23.3 Setting Initial Conditions for the Discrete Phase

The primary inputs that you must provide for the discrete phase calculations in ANSYS FLUENT are the initial conditions that define the starting positions, velocities, and other parameters for each particle stream and the physical effects acting on the particle streams, requiring additional particle properties. You will define the initial conditions for a particle/droplet stream by creating an "injection'' and assigning properties to it.

The required initial conditions depend on the injection type, while the physical effects are selected by chosing an appropriate particle type. For some injection types you can provide a particle size distribution, like the Rosin-Rammler distribution, see Section  23.3.13.

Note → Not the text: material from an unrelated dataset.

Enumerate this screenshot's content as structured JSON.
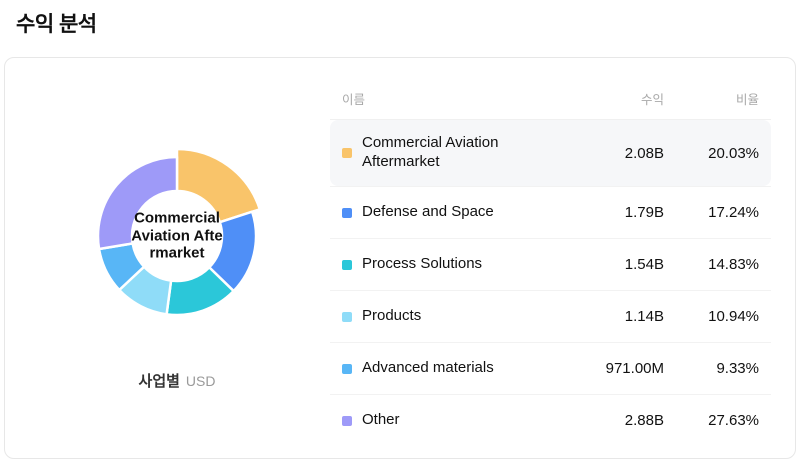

The initial conditions provide the starting values for all of the dependent discrete phase variables that describe the instantaneous conditions of an individual particle, and include the following:

• position ( $x$, $y$, $z$ coordinates) of the particle

• velocities ( $u$, $v$, $w$) of the particle

  Velocity magnitudes and spray cone angle can also be used (in 3D) to define the initial velocities (see Section  23.3.5). For moving reference frames, relative velocities should be specified.

• diameter of the particle, $d_p$

• temperature of the particle, $T_p$

• mass flow rate of the particle stream that will follow the trajectory of the individual particle/droplet, $\dot{m}_p$ (required only for coupled calculations)

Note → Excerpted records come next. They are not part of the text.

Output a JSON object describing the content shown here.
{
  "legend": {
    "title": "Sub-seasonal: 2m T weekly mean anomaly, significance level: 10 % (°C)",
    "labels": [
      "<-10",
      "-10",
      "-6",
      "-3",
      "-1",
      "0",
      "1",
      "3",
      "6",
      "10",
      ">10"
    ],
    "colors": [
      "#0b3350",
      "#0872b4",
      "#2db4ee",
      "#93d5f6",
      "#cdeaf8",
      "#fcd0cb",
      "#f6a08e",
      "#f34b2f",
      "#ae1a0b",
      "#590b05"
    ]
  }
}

• additional parameters if one of the atomizer models described in this section in the separate Theory Guide is used for the injection

  When an atomizer model is selected, you will not input initial diameter, velocity, and position quantities for the particles due to the complexities of sheet and ligament breakup. Instead of initial conditions, the quantities you will input for the atomizer models are global parameters.

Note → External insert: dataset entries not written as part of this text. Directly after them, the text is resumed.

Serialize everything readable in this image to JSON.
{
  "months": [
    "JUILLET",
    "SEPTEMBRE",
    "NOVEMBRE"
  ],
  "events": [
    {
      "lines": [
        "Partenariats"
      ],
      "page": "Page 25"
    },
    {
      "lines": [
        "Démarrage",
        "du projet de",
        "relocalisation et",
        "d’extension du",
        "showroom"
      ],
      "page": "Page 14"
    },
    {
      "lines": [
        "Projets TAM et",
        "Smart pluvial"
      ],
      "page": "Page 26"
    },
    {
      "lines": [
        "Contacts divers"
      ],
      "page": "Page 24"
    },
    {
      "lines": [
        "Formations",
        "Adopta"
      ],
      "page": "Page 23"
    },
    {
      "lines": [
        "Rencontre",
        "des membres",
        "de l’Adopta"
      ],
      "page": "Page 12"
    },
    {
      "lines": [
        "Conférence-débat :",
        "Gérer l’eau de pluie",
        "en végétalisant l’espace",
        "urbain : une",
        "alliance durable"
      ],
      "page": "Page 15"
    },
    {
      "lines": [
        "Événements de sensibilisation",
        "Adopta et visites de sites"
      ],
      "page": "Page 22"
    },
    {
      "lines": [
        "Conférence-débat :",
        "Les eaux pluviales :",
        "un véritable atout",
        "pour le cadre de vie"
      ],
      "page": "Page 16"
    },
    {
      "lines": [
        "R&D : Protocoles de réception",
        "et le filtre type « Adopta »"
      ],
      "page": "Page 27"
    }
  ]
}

These dependent variables (temperature, diameter, etc.) are updated according to the equations of motion ( this section in the separate Theory Guide) and according to the heat/mass transfer relations applied ( this section in the separate Theory Guide) as the particle/droplet moves along its trajectory. You can define any number of different sets of initial conditions for discrete phase particles/droplets provided that your computer has sufficient memory.